On July 19, 2010, WNOX moved its former programming to 98.7 WOKI, with 100.3 FM airing nothing but reminders that former WNOX listeners should tune to 98.7, its new frequency. On August 1, 2010, the station's owner, Oak Ridge FM, Inc. regained programming control of the station and resumed broadcasting a news/talk format.

===WCYQ===
On May 3, 2013, the sale of the station to Journal Broadcast Group closed. Upon taking possession, WNOX began stunting towards a new format to be launched on May 9, 2013. The talk programming moved to WKVL 850 AM in Knoxville. The country format of WCYQ moved to 100.3 permanently after simulcasting for two weeks. A classic hits format was launched on 93.1 in Karns, Tennessee, on May 23, 2013. On May 9, 2013, WNOX changed its call letters to WCYQ, swapping call signs with 93.1 FM, which became WNOX.
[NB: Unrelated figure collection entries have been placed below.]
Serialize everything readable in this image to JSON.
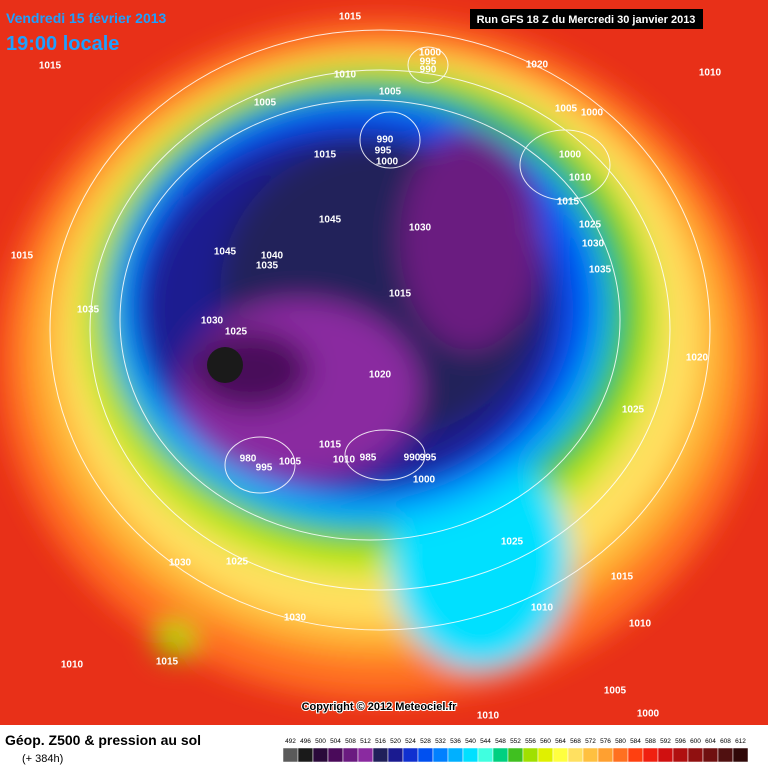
{
  "header": {
    "date": "Vendredi 15 février 2013",
    "time": "19:00 locale",
    "run": "Run GFS 18 Z du Mercredi 30 janvier 2013"
  },
  "footer": {
    "title": "Géop. Z500 & pression au sol",
    "lead": "(+ 384h)",
    "copyright": "Copyright © 2012 Meteociel.fr"
  },
  "legend": {
    "values": [
      492,
      496,
      500,
      504,
      508,
      512,
      516,
      520,
      524,
      528,
      532,
      536,
      540,
      544,
      548,
      552,
      556,
      560,
      564,
      568,
      572,
      576,
      580,
      584,
      588,
      592,
      596,
      600,
      604,
      608,
      612
    ],
    "colors": [
      "#5a5a5a",
      "#1a1a1a",
      "#2a0a3a",
      "#4a0a5a",
      "#6a1a80",
      "#8a2aa0",
      "#20205a",
      "#1a1a90",
      "#1030d0",
      "#0050f0",
      "#0080ff",
      "#00b0ff",
      "#00e0ff",
      "#40ffe0",
      "#00d080",
      "#40c020",
      "#a0e000",
      "#e0f000",
      "#ffff40",
      "#ffe060",
      "#ffc040",
      "#ffa030",
      "#ff7020",
      "#ff4010",
      "#f02010",
      "#d01010",
      "#b01010",
      "#901010",
      "#701010",
      "#501010",
      "#300808"
    ]
  },
  "isobar_labels": [
    1015,
    1015,
    1010,
    1000,
    995,
    990,
    1020,
    1010,
    1005,
    1005,
    1005,
    1000,
    990,
    995,
    1000,
    1000,
    1015,
    1010,
    1015,
    1045,
    1030,
    1025,
    1030,
    1045,
    1040,
    1035,
    1015,
    1035,
    1015,
    1035,
    1030,
    1025,
    1020,
    1020,
    1025,
    1015,
    980,
    995,
    1005,
    1010,
    985,
    990,
    995,
    1000,
    1025,
    1030,
    1025,
    1015,
    1010,
    1030,
    1010,
    1015,
    1010,
    1005,
    1000,
    1010
  ]
}
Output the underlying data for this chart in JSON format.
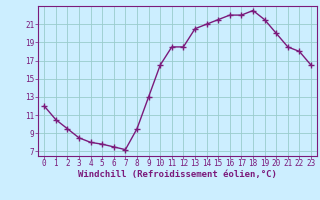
{
  "x": [
    0,
    1,
    2,
    3,
    4,
    5,
    6,
    7,
    8,
    9,
    10,
    11,
    12,
    13,
    14,
    15,
    16,
    17,
    18,
    19,
    20,
    21,
    22,
    23
  ],
  "y": [
    12.0,
    10.5,
    9.5,
    8.5,
    8.0,
    7.8,
    7.5,
    7.2,
    9.5,
    13.0,
    16.5,
    18.5,
    18.5,
    20.5,
    21.0,
    21.5,
    22.0,
    22.0,
    22.5,
    21.5,
    20.0,
    18.5,
    18.0,
    16.5
  ],
  "xlim": [
    -0.5,
    23.5
  ],
  "ylim": [
    6.5,
    23.0
  ],
  "yticks": [
    7,
    9,
    11,
    13,
    15,
    17,
    19,
    21
  ],
  "xticks": [
    0,
    1,
    2,
    3,
    4,
    5,
    6,
    7,
    8,
    9,
    10,
    11,
    12,
    13,
    14,
    15,
    16,
    17,
    18,
    19,
    20,
    21,
    22,
    23
  ],
  "xtick_labels": [
    "0",
    "1",
    "2",
    "3",
    "4",
    "5",
    "6",
    "7",
    "8",
    "9",
    "10",
    "11",
    "12",
    "13",
    "14",
    "15",
    "16",
    "17",
    "18",
    "19",
    "20",
    "21",
    "22",
    "23"
  ],
  "xlabel": "Windchill (Refroidissement éolien,°C)",
  "line_color": "#7b1a7b",
  "marker_color": "#7b1a7b",
  "bg_color": "#cceeff",
  "grid_color": "#99cccc",
  "axis_color": "#7b1a7b",
  "tick_color": "#7b1a7b",
  "label_color": "#7b1a7b",
  "marker": "+",
  "marker_size": 4,
  "linewidth": 1.0,
  "xlabel_fontsize": 6.5,
  "tick_fontsize": 5.5
}
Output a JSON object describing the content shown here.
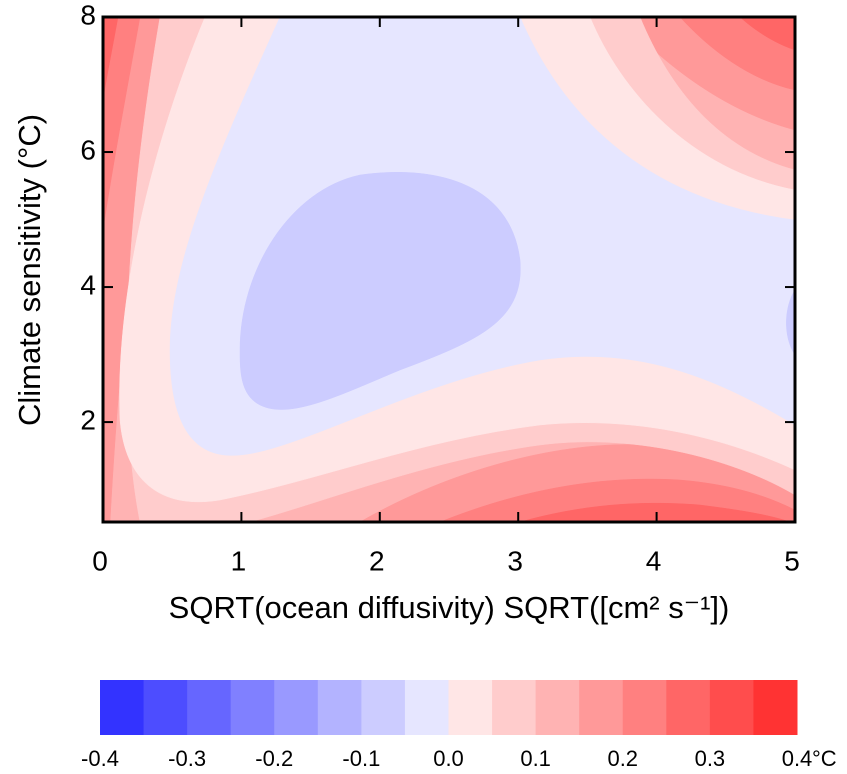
{
  "chart_data": {
    "type": "contour",
    "xlabel": "SQRT(ocean diffusivity) SQRT([cm² s⁻¹])",
    "ylabel": "Climate sensitivity (°C)",
    "xlim": [
      0,
      5
    ],
    "ylim": [
      0.52,
      8
    ],
    "xticks": [
      0,
      1,
      2,
      3,
      4,
      5
    ],
    "yticks": [
      2,
      4,
      6,
      8
    ],
    "colorbar": {
      "levels": [
        -0.4,
        -0.35,
        -0.3,
        -0.25,
        -0.2,
        -0.15,
        -0.1,
        -0.05,
        0,
        0.05,
        0.1,
        0.15,
        0.2,
        0.25,
        0.3,
        0.35,
        0.4
      ],
      "colors": [
        "#3333ff",
        "#4d4dff",
        "#6666ff",
        "#8080ff",
        "#9999ff",
        "#b3b3ff",
        "#ccccff",
        "#e6e6ff",
        "#ffe6e6",
        "#ffcccc",
        "#ffb3b3",
        "#ff9999",
        "#ff8080",
        "#ff6666",
        "#ff4d4d",
        "#ff3333"
      ],
      "ticks": [
        -0.4,
        -0.3,
        -0.2,
        -0.1,
        {
          "value": 0,
          "label": "0.0"
        },
        0.1,
        0.2,
        0.3,
        0.4
      ],
      "unit": "°C"
    }
  }
}
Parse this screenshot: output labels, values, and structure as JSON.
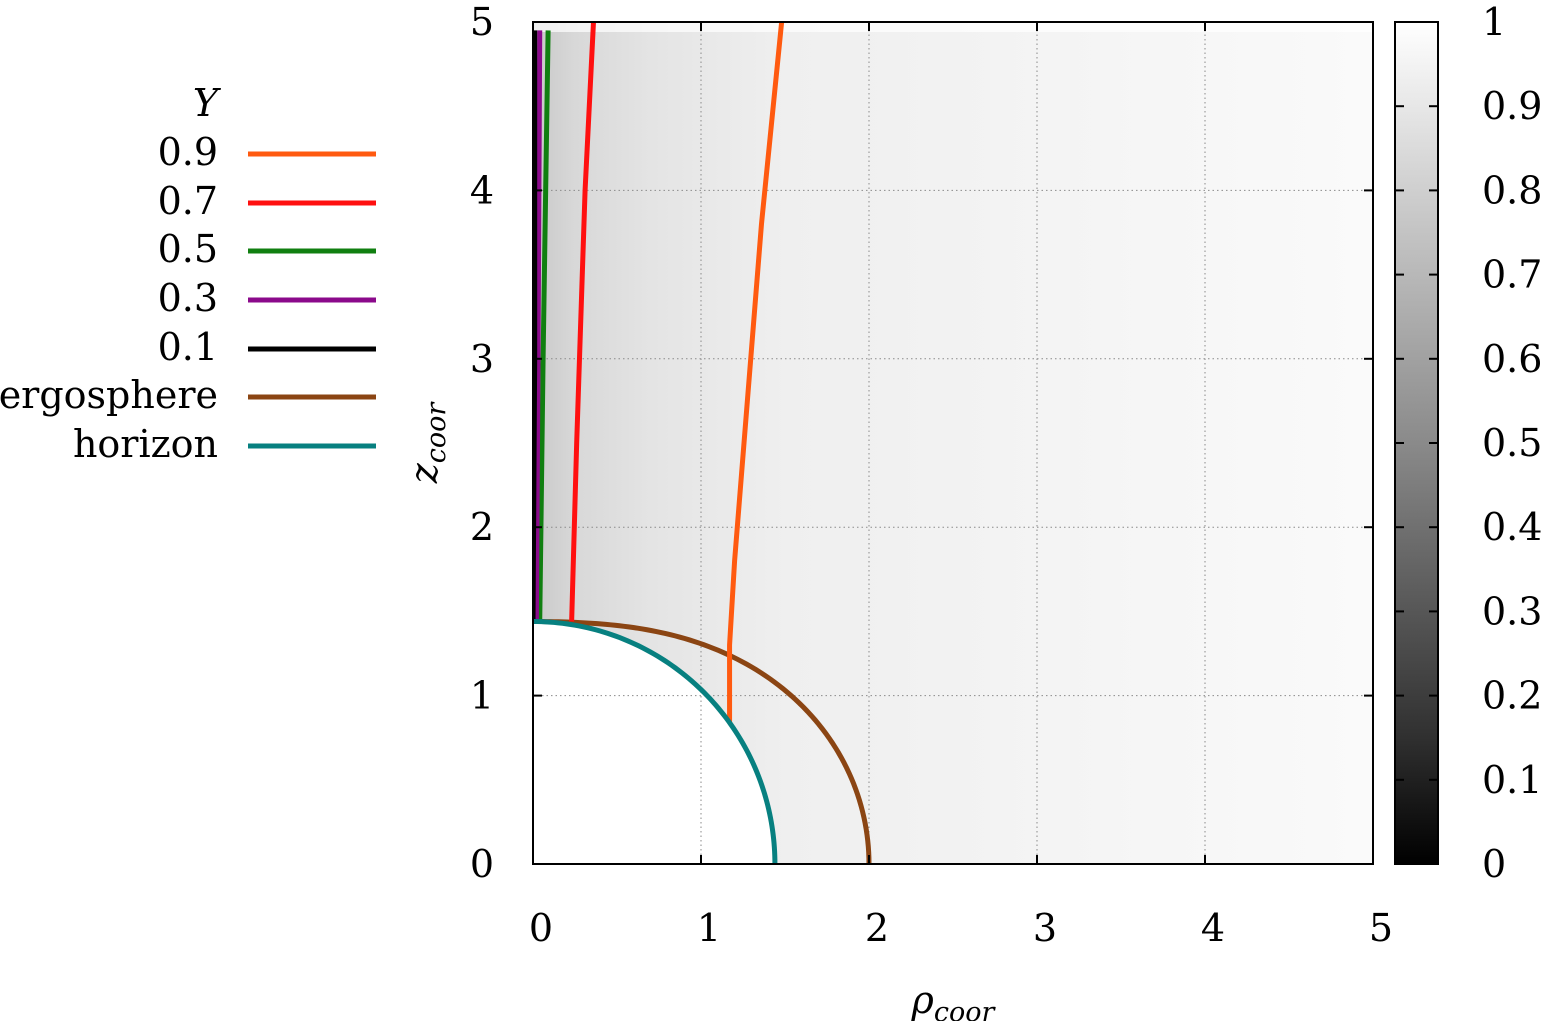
{
  "chart_data": {
    "type": "contour",
    "xlabel": "ρ",
    "xlabel_sub": "coor",
    "ylabel": "z",
    "ylabel_sub": "coor",
    "xlim": [
      0,
      5
    ],
    "ylim": [
      0,
      5
    ],
    "xticks": [
      "0",
      "1",
      "2",
      "3",
      "4",
      "5"
    ],
    "yticks": [
      "0",
      "1",
      "2",
      "3",
      "4",
      "5"
    ],
    "grid": true,
    "colorbar": {
      "range": [
        0,
        1
      ],
      "ticks": [
        "0",
        "0.1",
        "0.2",
        "0.3",
        "0.4",
        "0.5",
        "0.6",
        "0.7",
        "0.8",
        "0.9",
        "1"
      ],
      "colormap": "grayscale"
    },
    "legend": {
      "title": "Y",
      "position": "left-outside"
    },
    "series": [
      {
        "name": "0.9",
        "color": "#ff5a10",
        "points": [
          [
            1.17,
            0.84
          ],
          [
            1.17,
            1.3
          ],
          [
            1.2,
            1.8
          ],
          [
            1.28,
            2.8
          ],
          [
            1.36,
            3.8
          ],
          [
            1.48,
            5.0
          ]
        ]
      },
      {
        "name": "0.7",
        "color": "#ff1010",
        "points": [
          [
            0.23,
            1.44
          ],
          [
            0.26,
            2.5
          ],
          [
            0.31,
            4.0
          ],
          [
            0.36,
            5.0
          ]
        ]
      },
      {
        "name": "0.5",
        "color": "#107f10",
        "points": [
          [
            0.04,
            1.44
          ],
          [
            0.06,
            3.0
          ],
          [
            0.09,
            4.95
          ]
        ]
      },
      {
        "name": "0.3",
        "color": "#8b0a8b",
        "points": [
          [
            0.02,
            1.44
          ],
          [
            0.03,
            3.0
          ],
          [
            0.04,
            4.95
          ]
        ]
      },
      {
        "name": "0.1",
        "color": "#000000",
        "points": [
          [
            0.0,
            1.44
          ],
          [
            0.01,
            3.0
          ],
          [
            0.01,
            4.95
          ]
        ]
      },
      {
        "name": "ergosphere",
        "color": "#8b4513",
        "curve": "ergosphere",
        "rmin": 1.44,
        "rmax": 2.0
      },
      {
        "name": "horizon",
        "color": "#078080",
        "curve": "circle",
        "radius": 1.44
      }
    ]
  }
}
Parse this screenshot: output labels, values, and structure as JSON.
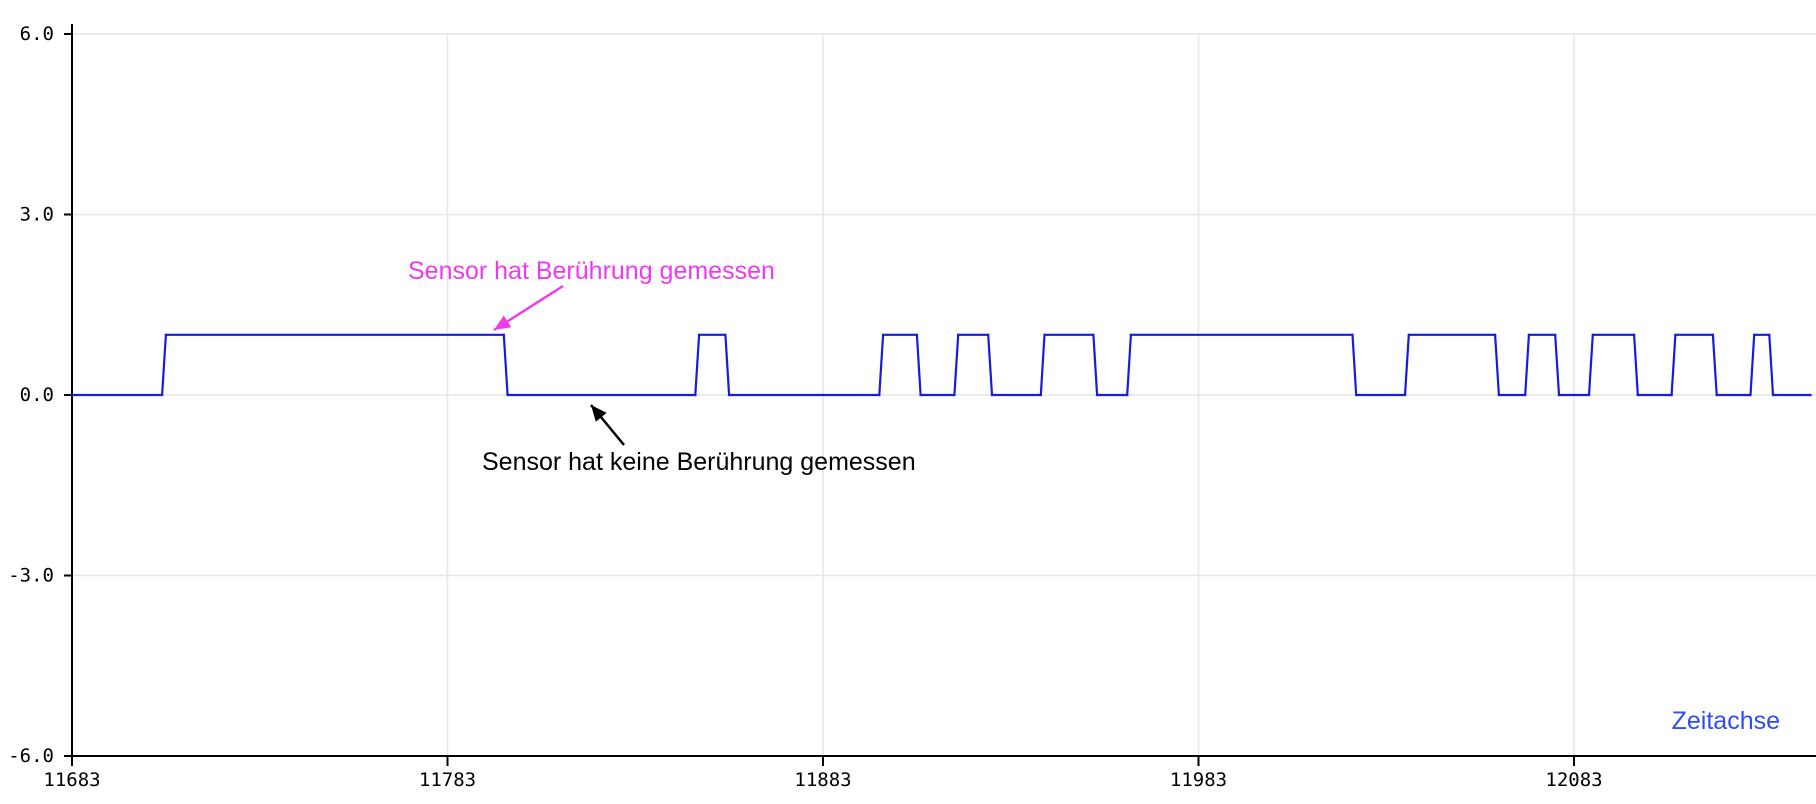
{
  "chart_data": {
    "type": "line",
    "x_ticks": [
      11683,
      11783,
      11883,
      11983,
      12083
    ],
    "y_ticks": [
      6.0,
      3.0,
      0.0,
      -3.0,
      -6.0
    ],
    "y_tick_labels": [
      "6.0",
      "3.0",
      "0.0",
      "-3.0",
      "-6.0"
    ],
    "x_tick_labels": [
      "11683",
      "11783",
      "11883",
      "11983",
      "12083"
    ],
    "xlim": [
      11683,
      12146
    ],
    "ylim": [
      -6.0,
      6.0
    ],
    "grid": true,
    "series": [
      {
        "color": "#1a1adb",
        "x": [
          11683,
          11707,
          11708,
          11798,
          11799,
          11849,
          11850,
          11857,
          11858,
          11898,
          11899,
          11908,
          11909,
          11918,
          11919,
          11927,
          11928,
          11941,
          11942,
          11955,
          11956,
          11964,
          11965,
          12024,
          12025,
          12038,
          12039,
          12062,
          12063,
          12070,
          12071,
          12078,
          12079,
          12087,
          12088,
          12099,
          12100,
          12109,
          12110,
          12120,
          12121,
          12130,
          12131,
          12135,
          12136,
          12146
        ],
        "y": [
          0,
          0,
          1,
          1,
          0,
          0,
          1,
          1,
          0,
          0,
          1,
          1,
          0,
          0,
          1,
          1,
          0,
          0,
          1,
          1,
          0,
          0,
          1,
          1,
          0,
          0,
          1,
          1,
          0,
          0,
          1,
          1,
          0,
          0,
          1,
          1,
          0,
          0,
          1,
          1,
          0,
          0,
          1,
          1,
          0,
          0
        ]
      }
    ],
    "annotations": [
      {
        "text": "Sensor hat Berührung gemessen",
        "color": "#ee3aee"
      },
      {
        "text": "Sensor hat keine Berührung gemessen",
        "color": "#000000"
      }
    ],
    "xlabel": "Zeitachse",
    "xlabel_color": "#2e4df0"
  }
}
Journal Communications and the E. W. Scripps Company announced on July 30, 2014, that the two companies would merge to create a new broadcast company under the E. W. Scripps Company name that owned the two companies' broadcast properties, including WCYQ. The transaction was completed in 2015, pending shareholder and regulatory approvals. Scripps exited radio in 2018. The Knoxville stations went to SummitMedia in a four-market, $47 million deal completed on November 1, 2018.

On September 19, 2019, after stunting with construction sounds. WCYQ rebranded as "100.3 The Wolf". In November 2021, Scott Grimes was named the Operations Manager of SummitMedia's Knoxville stations and Program Director of 100.3 WCYQ. Nine months later, Grimes departed WCYQ and SummitMedia Knoxville.